First, it is important to build a timeline from the moment of the incident to present day. You should focus on things like (1) noting the injuries plaintiff complained of after the incident (2) identifying when the plaintiff first began complaining of mild TBI (i.e. before or after the hiring of a lawyer); (3) who the plaintiff told about the injury; and (4) what the plaintiff did in response to the injury. If an ambulance took plaintiff away from the incident scene, pay close attention to see if plaintiff mentioned any head injury.
A wide body of research supports the medical finding that pre-existing medical conditions produce similar symptoms of mild TBI such as prior head injuries, alcohol abuse, drug abuse, or mental illness. So it is vital to obtain pre-existing medical records and the identities of prior treating medical providers. Prior complaints of headaches, memory loss, confusion, depression, and the inability to concentrate may be related to a prior trauma.
Pre- and post-incident academic and employment records should be obtained. This information will assist in establishing whether other stressors could be causing complaints of plaintiff’s mild TBI. It will also assist in assessing what a plaintiff’s pre- and post-cognitive condition was. A plaintiff who had been receiving stellar grades prior to an incident, who after the incident began to receive low marks, would be more believable to a jury.
Take the deposition of lifestyle witness. These are witnesses such as a plaintiff’s mother, father, spouse, sibling, coach, boss, and best friend who have known plaintiff both pre and post incident. Plaintiff lawyers will attempt to use these witnesses to show plaintiff’s pre and post incident cognitive condition. Plaintiff lawyers may also try and paint a picture their client is “getting by” and then use the lifestyle witnesses to paint a picture of a now forgetful, confused, or depressed plaintiff.

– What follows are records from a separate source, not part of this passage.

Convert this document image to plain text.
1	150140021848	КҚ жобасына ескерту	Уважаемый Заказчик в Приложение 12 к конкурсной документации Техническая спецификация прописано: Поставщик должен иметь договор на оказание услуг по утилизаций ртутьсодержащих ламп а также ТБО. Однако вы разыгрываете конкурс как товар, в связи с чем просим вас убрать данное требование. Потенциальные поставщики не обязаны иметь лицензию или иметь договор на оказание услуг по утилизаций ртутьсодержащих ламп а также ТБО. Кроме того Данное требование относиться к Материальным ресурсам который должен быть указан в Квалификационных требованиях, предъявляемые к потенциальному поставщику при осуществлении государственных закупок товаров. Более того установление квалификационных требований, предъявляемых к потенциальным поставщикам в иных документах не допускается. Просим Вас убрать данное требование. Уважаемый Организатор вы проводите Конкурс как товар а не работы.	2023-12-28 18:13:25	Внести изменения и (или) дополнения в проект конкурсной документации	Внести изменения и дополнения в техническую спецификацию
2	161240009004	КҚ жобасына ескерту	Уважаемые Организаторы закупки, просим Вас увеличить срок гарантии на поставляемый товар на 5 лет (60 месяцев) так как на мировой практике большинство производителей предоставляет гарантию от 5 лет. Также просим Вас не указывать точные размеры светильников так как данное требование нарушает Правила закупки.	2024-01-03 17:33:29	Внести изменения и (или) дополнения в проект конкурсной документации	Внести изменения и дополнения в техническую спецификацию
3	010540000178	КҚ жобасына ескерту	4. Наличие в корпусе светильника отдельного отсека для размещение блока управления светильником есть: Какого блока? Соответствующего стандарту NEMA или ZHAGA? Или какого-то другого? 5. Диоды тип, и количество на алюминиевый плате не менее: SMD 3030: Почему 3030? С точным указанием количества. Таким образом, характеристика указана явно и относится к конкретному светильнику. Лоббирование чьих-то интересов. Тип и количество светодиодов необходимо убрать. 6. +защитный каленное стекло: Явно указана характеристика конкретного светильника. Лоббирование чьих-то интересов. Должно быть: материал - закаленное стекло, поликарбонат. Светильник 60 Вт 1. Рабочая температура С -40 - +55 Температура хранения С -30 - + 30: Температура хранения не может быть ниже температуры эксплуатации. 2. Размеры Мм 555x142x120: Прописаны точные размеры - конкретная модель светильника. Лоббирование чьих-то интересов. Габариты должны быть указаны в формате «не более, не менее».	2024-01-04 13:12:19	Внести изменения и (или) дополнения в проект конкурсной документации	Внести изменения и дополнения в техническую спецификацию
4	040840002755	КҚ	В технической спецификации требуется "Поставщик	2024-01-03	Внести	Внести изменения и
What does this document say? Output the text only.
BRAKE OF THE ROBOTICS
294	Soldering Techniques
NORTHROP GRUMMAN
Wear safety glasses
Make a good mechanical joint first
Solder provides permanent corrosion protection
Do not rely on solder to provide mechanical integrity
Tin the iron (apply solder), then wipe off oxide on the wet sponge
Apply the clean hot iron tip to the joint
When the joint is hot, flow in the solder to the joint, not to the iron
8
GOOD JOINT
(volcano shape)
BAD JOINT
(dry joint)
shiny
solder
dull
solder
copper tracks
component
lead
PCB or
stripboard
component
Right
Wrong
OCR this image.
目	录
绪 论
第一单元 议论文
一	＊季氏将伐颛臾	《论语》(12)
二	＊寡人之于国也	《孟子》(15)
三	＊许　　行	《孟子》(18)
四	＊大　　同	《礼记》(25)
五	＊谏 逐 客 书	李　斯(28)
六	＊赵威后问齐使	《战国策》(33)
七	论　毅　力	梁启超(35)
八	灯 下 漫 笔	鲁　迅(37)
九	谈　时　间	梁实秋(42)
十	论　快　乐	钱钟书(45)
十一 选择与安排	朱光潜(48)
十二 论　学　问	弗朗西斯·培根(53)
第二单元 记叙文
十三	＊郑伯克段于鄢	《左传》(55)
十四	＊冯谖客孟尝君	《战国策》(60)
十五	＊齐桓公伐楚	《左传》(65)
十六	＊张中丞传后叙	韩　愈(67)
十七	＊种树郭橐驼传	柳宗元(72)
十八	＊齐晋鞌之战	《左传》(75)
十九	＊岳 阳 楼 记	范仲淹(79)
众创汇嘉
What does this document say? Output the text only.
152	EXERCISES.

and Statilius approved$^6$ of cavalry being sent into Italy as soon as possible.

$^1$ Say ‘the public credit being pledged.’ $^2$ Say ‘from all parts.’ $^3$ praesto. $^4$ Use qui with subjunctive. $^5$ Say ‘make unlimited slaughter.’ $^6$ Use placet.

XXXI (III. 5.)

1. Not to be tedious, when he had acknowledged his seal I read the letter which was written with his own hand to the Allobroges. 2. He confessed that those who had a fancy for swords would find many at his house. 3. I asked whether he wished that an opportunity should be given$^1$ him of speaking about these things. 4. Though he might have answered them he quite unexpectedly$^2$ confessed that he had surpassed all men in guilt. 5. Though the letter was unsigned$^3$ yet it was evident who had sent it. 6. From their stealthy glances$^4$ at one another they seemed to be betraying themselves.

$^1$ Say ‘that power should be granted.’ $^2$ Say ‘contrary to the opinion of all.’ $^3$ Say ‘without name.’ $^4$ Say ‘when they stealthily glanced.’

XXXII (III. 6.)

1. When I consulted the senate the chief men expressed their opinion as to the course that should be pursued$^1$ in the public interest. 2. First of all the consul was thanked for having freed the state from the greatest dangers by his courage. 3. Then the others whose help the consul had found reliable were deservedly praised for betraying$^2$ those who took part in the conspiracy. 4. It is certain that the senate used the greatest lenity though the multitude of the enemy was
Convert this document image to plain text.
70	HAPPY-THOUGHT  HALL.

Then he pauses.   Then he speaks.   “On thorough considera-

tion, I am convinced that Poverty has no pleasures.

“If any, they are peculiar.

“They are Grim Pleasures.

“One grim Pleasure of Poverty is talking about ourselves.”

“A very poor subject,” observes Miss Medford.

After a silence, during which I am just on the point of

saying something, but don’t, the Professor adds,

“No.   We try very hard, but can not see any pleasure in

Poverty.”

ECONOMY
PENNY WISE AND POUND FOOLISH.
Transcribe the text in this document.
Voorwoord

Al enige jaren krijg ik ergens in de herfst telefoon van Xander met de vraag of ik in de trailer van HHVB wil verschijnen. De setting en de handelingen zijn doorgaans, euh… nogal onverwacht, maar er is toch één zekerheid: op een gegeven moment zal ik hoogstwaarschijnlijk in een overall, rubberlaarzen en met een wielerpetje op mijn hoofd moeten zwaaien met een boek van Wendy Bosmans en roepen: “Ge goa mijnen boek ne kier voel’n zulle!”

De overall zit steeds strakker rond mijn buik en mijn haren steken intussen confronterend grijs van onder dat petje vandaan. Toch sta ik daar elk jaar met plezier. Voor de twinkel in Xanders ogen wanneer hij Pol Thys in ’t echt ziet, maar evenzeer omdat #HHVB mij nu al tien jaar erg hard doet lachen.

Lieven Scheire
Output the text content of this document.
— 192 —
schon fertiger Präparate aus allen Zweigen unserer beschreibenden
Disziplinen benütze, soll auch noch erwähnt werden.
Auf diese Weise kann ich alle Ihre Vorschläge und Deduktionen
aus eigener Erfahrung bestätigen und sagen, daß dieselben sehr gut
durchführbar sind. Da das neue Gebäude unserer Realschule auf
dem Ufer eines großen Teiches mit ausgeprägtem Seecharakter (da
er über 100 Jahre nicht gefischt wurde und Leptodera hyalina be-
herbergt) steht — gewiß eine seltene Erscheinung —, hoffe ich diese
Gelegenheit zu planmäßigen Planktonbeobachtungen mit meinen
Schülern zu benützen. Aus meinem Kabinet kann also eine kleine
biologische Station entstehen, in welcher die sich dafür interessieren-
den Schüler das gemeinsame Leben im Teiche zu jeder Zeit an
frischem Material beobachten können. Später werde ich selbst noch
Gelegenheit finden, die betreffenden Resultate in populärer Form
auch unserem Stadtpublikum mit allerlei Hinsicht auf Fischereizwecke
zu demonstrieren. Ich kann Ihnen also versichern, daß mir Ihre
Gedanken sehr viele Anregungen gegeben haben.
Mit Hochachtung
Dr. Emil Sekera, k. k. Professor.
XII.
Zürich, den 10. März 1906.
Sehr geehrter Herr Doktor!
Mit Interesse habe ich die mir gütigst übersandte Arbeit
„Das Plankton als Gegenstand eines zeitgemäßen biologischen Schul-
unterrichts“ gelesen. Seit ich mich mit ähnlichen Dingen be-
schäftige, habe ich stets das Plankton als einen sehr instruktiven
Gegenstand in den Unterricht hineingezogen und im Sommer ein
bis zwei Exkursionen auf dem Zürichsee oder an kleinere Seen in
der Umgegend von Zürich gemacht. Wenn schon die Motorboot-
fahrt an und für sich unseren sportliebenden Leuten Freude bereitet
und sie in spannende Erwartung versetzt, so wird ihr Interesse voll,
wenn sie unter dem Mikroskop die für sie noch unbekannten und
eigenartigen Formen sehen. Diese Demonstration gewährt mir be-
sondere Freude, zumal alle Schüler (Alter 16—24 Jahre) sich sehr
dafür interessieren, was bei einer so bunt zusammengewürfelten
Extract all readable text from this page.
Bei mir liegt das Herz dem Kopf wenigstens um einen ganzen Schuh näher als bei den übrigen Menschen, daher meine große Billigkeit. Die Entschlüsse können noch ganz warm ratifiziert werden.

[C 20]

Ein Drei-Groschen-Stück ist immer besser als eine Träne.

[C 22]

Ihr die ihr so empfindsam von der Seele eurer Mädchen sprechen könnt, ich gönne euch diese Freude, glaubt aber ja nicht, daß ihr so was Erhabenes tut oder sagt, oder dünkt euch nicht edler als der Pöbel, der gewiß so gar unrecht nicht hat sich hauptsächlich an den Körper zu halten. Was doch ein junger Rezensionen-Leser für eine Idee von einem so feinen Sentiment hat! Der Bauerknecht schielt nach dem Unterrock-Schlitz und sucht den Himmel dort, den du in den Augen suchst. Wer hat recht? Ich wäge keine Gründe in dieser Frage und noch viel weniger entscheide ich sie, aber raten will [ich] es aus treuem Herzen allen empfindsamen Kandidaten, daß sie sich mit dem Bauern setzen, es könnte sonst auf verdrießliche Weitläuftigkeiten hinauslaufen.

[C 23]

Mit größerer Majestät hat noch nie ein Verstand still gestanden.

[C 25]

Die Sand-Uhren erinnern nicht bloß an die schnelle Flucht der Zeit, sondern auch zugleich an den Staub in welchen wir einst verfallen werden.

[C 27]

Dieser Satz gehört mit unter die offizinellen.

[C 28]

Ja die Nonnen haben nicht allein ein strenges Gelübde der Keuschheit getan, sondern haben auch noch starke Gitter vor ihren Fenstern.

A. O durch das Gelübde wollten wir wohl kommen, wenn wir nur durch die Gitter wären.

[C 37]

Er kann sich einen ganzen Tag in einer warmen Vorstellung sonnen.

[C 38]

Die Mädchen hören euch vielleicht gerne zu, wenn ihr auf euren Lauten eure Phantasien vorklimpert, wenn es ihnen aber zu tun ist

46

Obtain a copy of all brain scans and testing performed both before and after the incident. Request all raw data from all tests. Hire a radiologist or neuroradiologist to review the scans to identify any pre-existing issues and to assess the severity of what is depicted on the scans.
In addition to a radiologist or neuroradiologist, retain a neurologist to diagnose the nature and extent of the alleged mild TBI. Have the neurologist perform an independent medical examination on plaintiff. A biomechanical expert may also be needed to opine as to whether the force of the incident was sufficient to cause injury. In cases involving claims where a plaintiff’s personality, mood, demeanor, and activities changed because of the incident, retain a neuropsychologist who can perform cognitive tests on plaintiff to assess whether their claims are responsible.
Defending a mild TBI case can be complex. A proper timeline, with detailed discovery requests, will assist in evaluating the merits of an alleged TBI. The retention of the correct expert witnesses is vital in assessing plaintiff’s TBI claims and whether the force exerted in the subject incident was sufficient enough as to cause a mild TBI.